Conti ransomware gang was infamously known as one of the most sophisticated adopters of ransomware-as-a-service (RaaS) model, earning them 180 million USD only in 2021. However, due to the recent Russian invasion on Ukraine, the foundations of the group started to tremble. Soon we were witness of Conti internal leaks by one of their members, who disagreed with Conti’s public statement that they are backing Russia in the new conflict. This indicated that Conti ransomware gang had members from both Russia and Ukraine.
Now, Advanced Intel’s Yelisey Boguslavskiy reported via Twitter that Conti gang officially ended their operations. Their official website was shut down, the Tor admin panels which were used for negotiation are also offline, but the public-facing Conti News dark web website is still online – this is the data leak website.
New cells and mergers
Even though Conti as a brand came to an end, there are already indications that the ex-members will not retire. Instead, they are partnering with other smaller ransomware gangs which will benefit from Conti members’ technical expertise, while the ex-members will evade the spotlights for a while. It is possible that the Conti management will still manage all the cells from central leadership.

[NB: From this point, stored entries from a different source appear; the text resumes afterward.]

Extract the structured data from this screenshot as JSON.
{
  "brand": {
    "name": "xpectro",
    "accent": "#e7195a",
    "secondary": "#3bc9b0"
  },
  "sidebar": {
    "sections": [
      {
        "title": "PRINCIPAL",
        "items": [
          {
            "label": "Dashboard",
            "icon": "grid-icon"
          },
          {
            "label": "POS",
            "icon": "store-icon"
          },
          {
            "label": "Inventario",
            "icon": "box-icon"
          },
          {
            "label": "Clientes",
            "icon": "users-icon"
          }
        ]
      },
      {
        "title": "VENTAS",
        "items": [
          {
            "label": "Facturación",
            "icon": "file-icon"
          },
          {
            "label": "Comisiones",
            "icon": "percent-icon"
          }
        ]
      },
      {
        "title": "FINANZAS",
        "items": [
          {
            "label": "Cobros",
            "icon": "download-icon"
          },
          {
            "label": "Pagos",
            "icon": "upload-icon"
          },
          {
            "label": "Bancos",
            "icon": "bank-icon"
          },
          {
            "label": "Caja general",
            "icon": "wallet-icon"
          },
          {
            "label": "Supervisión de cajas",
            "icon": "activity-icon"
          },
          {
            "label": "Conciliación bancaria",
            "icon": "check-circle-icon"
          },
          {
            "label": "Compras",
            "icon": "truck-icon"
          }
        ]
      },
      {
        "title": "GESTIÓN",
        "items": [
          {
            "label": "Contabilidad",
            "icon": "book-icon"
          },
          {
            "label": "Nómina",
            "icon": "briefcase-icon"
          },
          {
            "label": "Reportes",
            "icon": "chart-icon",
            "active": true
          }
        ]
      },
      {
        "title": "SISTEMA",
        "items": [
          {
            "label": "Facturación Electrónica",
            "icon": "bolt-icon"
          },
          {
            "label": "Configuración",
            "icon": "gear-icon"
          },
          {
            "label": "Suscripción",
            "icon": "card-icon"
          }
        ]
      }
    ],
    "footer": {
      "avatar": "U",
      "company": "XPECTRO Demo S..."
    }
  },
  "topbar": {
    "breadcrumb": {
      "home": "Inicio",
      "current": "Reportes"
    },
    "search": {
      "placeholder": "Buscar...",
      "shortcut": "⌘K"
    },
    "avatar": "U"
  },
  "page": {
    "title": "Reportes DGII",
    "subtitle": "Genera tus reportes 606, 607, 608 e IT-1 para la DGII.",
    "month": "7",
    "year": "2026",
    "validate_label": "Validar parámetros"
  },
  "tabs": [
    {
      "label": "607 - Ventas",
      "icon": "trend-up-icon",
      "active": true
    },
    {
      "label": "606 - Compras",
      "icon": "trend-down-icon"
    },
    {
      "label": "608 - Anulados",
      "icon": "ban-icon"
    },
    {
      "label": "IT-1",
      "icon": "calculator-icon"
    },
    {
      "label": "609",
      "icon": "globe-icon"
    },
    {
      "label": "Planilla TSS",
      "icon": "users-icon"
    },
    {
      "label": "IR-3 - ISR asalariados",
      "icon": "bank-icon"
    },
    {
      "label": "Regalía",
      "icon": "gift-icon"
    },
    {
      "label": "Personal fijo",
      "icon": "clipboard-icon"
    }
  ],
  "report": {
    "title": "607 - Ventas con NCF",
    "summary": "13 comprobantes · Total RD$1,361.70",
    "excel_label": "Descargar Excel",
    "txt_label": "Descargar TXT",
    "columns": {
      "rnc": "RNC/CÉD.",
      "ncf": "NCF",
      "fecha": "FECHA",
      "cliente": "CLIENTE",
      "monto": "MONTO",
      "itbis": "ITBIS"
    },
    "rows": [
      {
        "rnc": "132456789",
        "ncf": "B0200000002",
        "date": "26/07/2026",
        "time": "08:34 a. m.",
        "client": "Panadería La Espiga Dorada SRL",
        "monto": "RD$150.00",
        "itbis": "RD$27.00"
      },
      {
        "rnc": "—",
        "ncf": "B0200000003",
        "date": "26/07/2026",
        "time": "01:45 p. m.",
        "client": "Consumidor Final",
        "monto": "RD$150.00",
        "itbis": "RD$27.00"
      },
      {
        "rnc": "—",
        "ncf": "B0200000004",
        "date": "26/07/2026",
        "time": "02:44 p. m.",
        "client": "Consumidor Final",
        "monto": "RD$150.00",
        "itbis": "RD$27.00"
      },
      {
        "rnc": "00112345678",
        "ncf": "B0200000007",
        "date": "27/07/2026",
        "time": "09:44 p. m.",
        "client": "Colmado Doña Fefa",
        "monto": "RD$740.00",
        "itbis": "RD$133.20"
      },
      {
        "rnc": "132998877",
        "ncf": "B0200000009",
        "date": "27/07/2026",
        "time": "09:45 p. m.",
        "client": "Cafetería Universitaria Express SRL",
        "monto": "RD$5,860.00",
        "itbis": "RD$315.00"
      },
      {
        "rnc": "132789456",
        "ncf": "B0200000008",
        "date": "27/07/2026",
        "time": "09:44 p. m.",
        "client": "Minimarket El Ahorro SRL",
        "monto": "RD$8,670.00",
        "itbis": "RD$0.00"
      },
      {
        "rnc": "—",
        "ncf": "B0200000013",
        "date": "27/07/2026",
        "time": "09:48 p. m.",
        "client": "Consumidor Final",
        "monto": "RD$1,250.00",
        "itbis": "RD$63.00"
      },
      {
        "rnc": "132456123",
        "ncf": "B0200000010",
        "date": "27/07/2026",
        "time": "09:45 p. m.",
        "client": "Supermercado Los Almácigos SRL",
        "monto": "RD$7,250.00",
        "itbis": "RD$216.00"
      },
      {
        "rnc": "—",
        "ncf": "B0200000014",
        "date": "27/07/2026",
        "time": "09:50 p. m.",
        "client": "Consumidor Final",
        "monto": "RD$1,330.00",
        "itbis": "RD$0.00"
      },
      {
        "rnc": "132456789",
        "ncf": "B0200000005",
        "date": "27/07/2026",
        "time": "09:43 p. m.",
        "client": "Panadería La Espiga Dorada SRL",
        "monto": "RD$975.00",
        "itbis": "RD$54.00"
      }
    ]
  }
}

Advanced Intel reported that they believe the group split into two smaller semi-autonomous and autonomous groups, where latter focuses mostly on data exfiltration, without data encryption.
While it may seem as good news for the IT public that Conti is no more, the scattering into smaller groups may prove to be even more dreadful in the future. However, it does pose a big challenge on Conti’s leadership to keep the ties together between the cells. Some members might lose interest and motivation working with new people, who do not necessary share the same vision and goals as they do. Only time will tell and we will be on look out for new intelligence about it.